Par rapport aux déménageurs de la ville, les déménageurs de la banlieue ont fini par vivre dans des zones à revenus plus élevés avec des écoles de meilleure qualité, mesurées par des résultats tels que les scores ACT et les taux d’obtention de diplômes (Mendenhall et al., 2006). Les résultats sont positifs et montrent que les quartiers exercent une forte influence sur les résultats de leurs résidents. Les adultes ayant déménagé en banlieue étaient plus susceptibles d’être employés que ceux ayant déménagé en ville, et les enfants ayant déménagé en banlieue étaient plus susceptibles d’obtenir leur diplôme d’études secondaires, de fréquenter l’université et d’avoir de meilleurs résultats sur le marché du travail s’ils ne fréquentaient pas l’université que les enfants ayant déménagé dans les quartiers de la ville (Rosenbaum, 1995).

Preuves de Moving to Opportunity

Gautreaux a fourni des preuves que les effets de voisinage importaient, mais il n’a pas été conçu comme une expérience. Le programme de mobilité du logement Moving to Opportunity (MTO) géré par le Department of Housing and Urban Development (HUD), à partir de 1994, a été conçu comme une expérience randomisée pour mesurer les effets de voisinage et améliorer les limites de conception de Gautreaux. Alors que les participants au MTO ont été assignés au hasard pour recevoir des bons les encourageant à vivre dans des quartiers à faible taux de pauvreté, les individus pouvaient choisir de déménager ou non et de choisir le quartier dans lequel ils allaient s’installer. De plus, ils étaient confrontés à des contraintes de temps et de disponibilité lorsqu’ils faisaient ces choix. Comme c’est le cas pour de nombreux modèles de recherche en sciences sociales, le MTO a dû faire face à certains compromis qui s’écartent du parfait essai de contrôle aléatoire. Il s’avère que la forme précise de randomisation utilisée dans le MTO est importante pour interpréter les effets du programme.

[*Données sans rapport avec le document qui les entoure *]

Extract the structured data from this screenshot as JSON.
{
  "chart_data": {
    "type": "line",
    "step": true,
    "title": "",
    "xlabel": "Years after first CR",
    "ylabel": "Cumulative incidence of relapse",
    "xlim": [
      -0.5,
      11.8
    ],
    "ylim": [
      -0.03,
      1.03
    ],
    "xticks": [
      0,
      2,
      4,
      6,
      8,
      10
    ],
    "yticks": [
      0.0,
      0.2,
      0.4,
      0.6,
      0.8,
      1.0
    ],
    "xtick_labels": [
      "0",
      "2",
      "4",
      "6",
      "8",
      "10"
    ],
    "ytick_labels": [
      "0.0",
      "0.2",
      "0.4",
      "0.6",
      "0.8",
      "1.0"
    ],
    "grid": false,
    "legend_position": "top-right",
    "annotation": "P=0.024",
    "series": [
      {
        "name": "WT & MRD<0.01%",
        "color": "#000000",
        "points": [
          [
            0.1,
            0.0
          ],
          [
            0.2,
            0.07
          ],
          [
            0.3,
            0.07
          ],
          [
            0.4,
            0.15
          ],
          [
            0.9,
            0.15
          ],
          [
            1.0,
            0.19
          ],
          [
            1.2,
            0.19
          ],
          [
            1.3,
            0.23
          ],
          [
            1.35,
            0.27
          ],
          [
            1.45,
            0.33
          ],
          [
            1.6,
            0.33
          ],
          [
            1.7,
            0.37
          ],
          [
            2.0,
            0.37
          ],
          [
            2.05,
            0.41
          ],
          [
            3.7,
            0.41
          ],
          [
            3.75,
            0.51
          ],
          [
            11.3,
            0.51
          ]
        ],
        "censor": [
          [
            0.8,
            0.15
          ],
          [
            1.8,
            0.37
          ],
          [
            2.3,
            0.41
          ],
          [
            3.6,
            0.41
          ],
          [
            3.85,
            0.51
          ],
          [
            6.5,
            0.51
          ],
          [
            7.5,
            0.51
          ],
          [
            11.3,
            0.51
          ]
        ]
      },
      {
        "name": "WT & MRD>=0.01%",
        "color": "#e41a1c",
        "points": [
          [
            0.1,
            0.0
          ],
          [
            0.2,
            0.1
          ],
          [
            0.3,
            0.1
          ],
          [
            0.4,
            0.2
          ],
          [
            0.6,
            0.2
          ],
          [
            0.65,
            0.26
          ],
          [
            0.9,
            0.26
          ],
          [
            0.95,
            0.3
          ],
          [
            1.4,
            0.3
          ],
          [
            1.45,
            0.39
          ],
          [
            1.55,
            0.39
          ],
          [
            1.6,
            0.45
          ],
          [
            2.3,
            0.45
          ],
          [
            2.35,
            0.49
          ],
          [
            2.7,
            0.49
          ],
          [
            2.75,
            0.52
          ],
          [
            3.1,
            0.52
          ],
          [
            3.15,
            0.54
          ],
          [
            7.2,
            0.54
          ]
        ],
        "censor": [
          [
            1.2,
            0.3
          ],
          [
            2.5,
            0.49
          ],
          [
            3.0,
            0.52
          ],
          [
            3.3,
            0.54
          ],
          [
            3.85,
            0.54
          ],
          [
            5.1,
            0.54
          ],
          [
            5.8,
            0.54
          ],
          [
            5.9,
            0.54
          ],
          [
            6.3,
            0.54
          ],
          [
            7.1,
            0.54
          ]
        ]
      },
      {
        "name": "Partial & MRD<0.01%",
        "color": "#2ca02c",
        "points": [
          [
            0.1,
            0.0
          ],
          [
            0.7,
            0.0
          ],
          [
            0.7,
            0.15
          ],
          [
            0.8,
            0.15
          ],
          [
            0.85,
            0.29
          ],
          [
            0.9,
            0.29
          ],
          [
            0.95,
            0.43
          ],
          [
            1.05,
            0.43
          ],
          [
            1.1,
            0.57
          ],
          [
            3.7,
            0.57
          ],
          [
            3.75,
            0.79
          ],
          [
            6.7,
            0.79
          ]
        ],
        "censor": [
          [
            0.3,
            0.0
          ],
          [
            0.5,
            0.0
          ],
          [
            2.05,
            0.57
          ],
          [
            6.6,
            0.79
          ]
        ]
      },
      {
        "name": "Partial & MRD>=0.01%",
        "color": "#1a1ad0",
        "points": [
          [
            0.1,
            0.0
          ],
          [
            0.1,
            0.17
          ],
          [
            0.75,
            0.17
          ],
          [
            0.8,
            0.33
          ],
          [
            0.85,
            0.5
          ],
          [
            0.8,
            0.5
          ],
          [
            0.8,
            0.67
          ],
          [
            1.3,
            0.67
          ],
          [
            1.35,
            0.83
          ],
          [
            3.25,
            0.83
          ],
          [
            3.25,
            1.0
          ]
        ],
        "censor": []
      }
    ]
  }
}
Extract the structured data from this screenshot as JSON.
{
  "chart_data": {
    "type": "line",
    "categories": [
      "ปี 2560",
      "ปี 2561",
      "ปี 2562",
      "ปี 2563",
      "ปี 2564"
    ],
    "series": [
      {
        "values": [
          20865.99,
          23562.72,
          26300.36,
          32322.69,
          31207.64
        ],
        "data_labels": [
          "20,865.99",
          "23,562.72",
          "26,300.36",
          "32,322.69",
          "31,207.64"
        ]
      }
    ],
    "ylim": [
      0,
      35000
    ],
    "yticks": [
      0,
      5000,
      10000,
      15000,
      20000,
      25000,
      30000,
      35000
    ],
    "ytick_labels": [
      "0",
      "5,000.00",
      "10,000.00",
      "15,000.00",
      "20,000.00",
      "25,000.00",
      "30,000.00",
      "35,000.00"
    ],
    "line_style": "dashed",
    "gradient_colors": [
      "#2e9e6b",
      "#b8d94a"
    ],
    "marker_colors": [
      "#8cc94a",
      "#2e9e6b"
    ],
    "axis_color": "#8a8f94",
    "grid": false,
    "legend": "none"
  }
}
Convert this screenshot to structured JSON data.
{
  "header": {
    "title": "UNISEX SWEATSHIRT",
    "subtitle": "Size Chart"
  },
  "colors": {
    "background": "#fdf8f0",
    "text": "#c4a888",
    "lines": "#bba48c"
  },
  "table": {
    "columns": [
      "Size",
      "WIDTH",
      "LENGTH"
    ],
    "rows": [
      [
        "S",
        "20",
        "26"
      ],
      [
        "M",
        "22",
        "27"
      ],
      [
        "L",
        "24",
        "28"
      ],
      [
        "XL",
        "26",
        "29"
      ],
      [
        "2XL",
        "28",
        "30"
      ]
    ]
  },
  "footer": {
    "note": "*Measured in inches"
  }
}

En plus de la randomisation des bons d’achat, il y avait deux autres différences importantes entre le MTO et Gautreaux : le programme MTO a été mené dans cinq villes différentes (Baltimore, Boston, Chicago, Los Angeles et New York), et le MTO a été conçu autour de la pauvreté plutôt que de la race. Les participants du groupe de traitement ont reçu des bons de logement à condition qu’ils soient utilisés dans des quartiers où le taux de pauvreté était inférieur à 10 %, soit le taux de pauvreté médian du quartier à l’époque (de Souza Briggs et al., 2010). Un groupe de contrôle a bénéficié d’un soutien continu en matière de logement public lié aux bâtiments du projet où ils vivaient au moment du programme, et un groupe intermédiaire a reçu des bons de logement sans restriction. Les participants au programme MTO étaient des ménages avec des enfants de moins de 18 ans vivant dans certains des quartiers les plus pauvres des États-Unis ; ils étaient principalement dirigés par une femme noire.

Les attentes étaient élevées pour que le programme MTO sorte les participants de la pauvreté intergénérationnelle. Les résultats, cependant, ont suggéré que le programme avait peu d’effet sur les déterminants clés de la pauvreté intergénérationnelle, tels que la réussite scolaire ou la réussite sur le marché du travail. Au moment de l’évaluation intermédiaire, 4 à 7 ans après l’entrée des familles dans le programme, les principaux effets bénéfiques du programme concernaient la santé mentale (Kling et al., 2007). Le fait de recevoir un bon MTO n’avait aucun effet sur les résultats sur le marché du travail adulte ou sur la participation à l’aide sociale (Kling et al., 2007) et aucun effet sur les résultats scolaires tels que les résultats aux tests, le redoublement ou les suspensions (Sanbonmatsu et al., 2006). Et si le fait de recevoir un bon MTO a amélioré des résultats tels que les arrestations et les comportements à risque pour les adolescentes, le MTO a en fait aggravé des résultats tels que les arrestations, la santé physique, les comportements à risque et l’absence de l’école pour les adolescents (Kling et al., 2007).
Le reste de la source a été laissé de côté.